# How do you find the value of a if the infinite geometric series a+ a^2 + 2^3 + ...... =4a, a cannot equal to 0?

Nov 27, 2015

Assuming the ${2}^{3}$ should have been ${a}^{3}$...

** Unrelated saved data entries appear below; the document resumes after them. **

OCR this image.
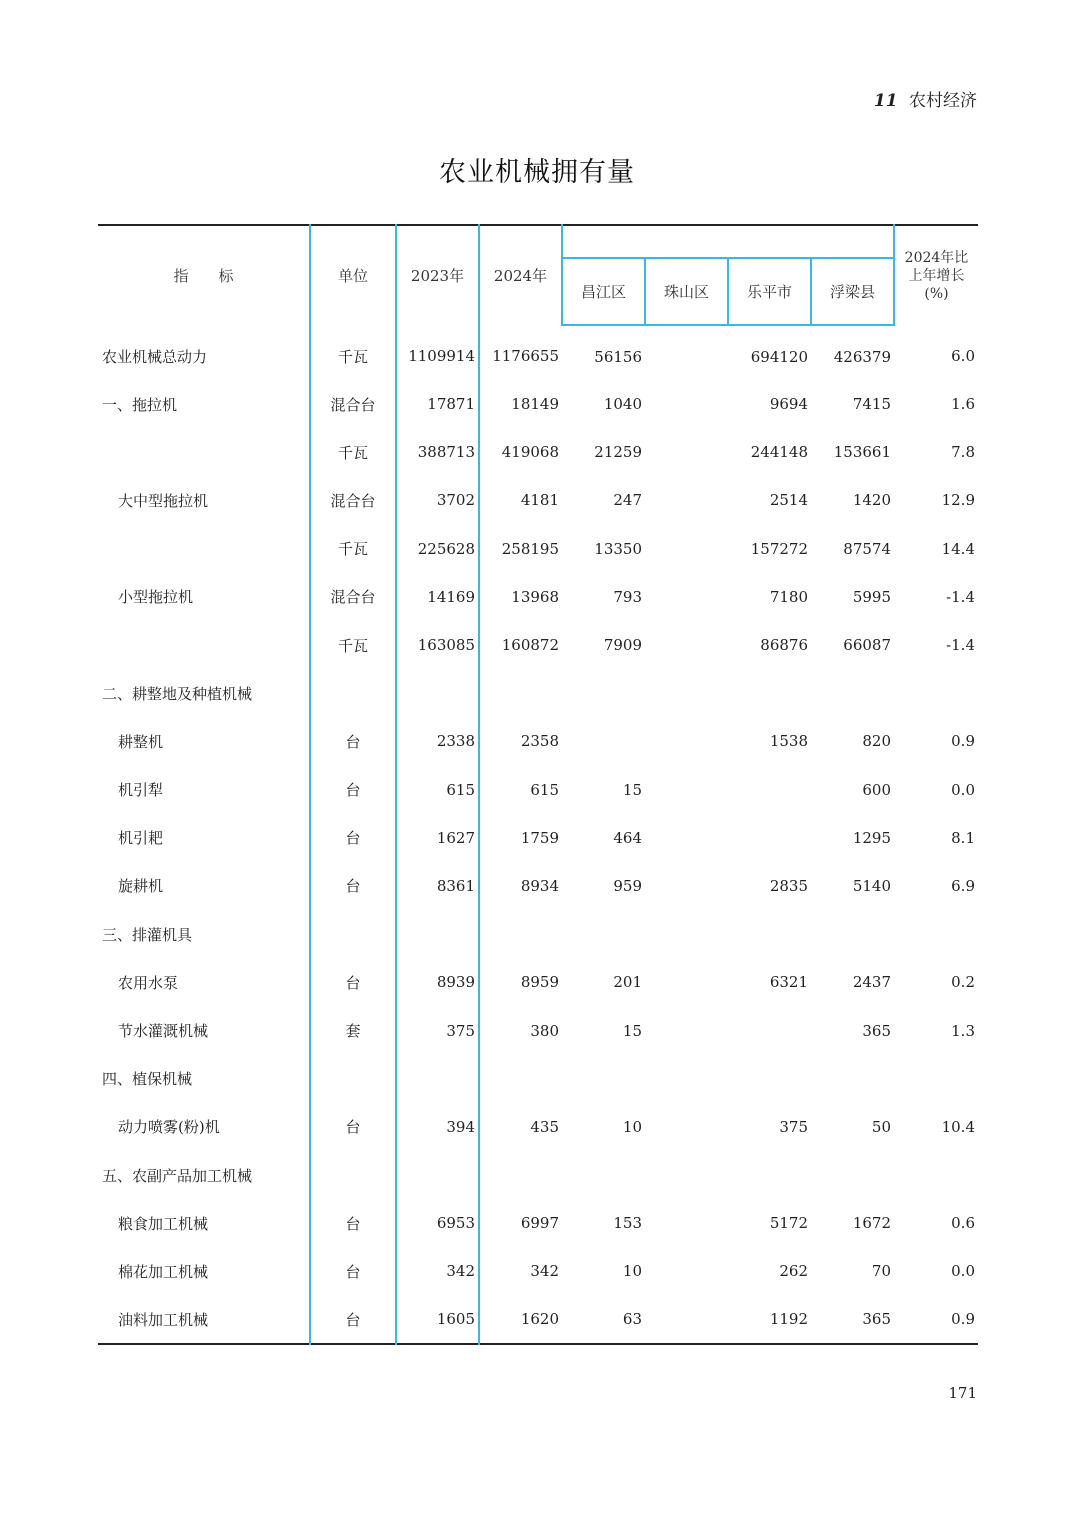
11 农村经济
农业机械拥有量
指　　标	单位	2023年	2024年					2024年比
上年增长
(%)

				昌江区	珠山区	乐平市	浮梁县	
农业机械总动力	千瓦	1109914	1176655	56156		694120	426379	6.0
一、拖拉机	混合台	17871	18149	1040		9694	7415	1.6
	千瓦	388713	419068	21259		244148	153661	7.8
大中型拖拉机	混合台	3702	4181	247		2514	1420	12.9
	千瓦	225628	258195	13350		157272	87574	14.4
小型拖拉机	混合台	14169	13968	793		7180	5995	-1.4
	千瓦	163085	160872	7909		86876	66087	-1.4
二、耕整地及种植机械								
耕整机	台	2338	2358			1538	820	0.9
机引犁	台	615	615	15			600	0.0
机引耙	台	1627	1759	464			1295	8.1
旋耕机	台	8361	8934	959		2835	5140	6.9
三、排灌机具								
农用水泵	台	8939	8959	201		6321	2437	0.2
节水灌溉机械	套	375	380	15			365	1.3
四、植保机械								
动力喷雾(粉)机	台	394	435	10		375	50	10.4
五、农副产品加工机械								
粮食加工机械	台	6953	6997	153		5172	1672	0.6
棉花加工机械	台	342	342	10		262	70	0.0
油料加工机械	台	1605	1620	63		1192	365	0.9
171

$\left(1 - a\right) 4 a = \left(1 - a\right) \left({\sum}_{n = 1}^{\infty} {a}^{n}\right) = a$

Hence $a = \frac{3}{4}$

#### Explanation:

$\left(1 - a\right) \left({\sum}_{n = 1}^{N} {a}^{n}\right)$

$= {\sum}_{n = 1}^{N} {a}^{n} - a {\sum}_{n = 1}^{N} {a}^{n}$

$= a + \textcolor{red}{\cancel{\textcolor{b l a c k}{{\sum}_{n = 2}^{N} {a}^{n}}}} - \textcolor{red}{\cancel{\textcolor{b l a c k}{{\sum}_{n = 2}^{N} {a}^{n}}}} - {a}^{N + 1}$

$= a - {a}^{N + 1}$

If $\left\mid a \right\mid < 1$ then

$\left(1 - a\right) \left({\sum}_{n = 1}^{\infty} {a}^{n}\right) = {\lim}_{N \to \infty} \left(a - {a}^{N + 1}\right) = a$

(If $\left\mid a \right\mid \ge 1$ then the sum does not converge)

So:

$\left(1 - a\right) 4 a = \left(1 - a\right) \left({\sum}_{n = 1}^{\infty} {a}^{n}\right) = a$

We are told that $a \ne 0$, so we can divide both sides by $a$ to get:

$4 \left(1 - a\right) = 1$

So: $1 - a = \frac{1}{4}$

So: $a = 1 - \frac{1}{4} = \frac{3}{4}$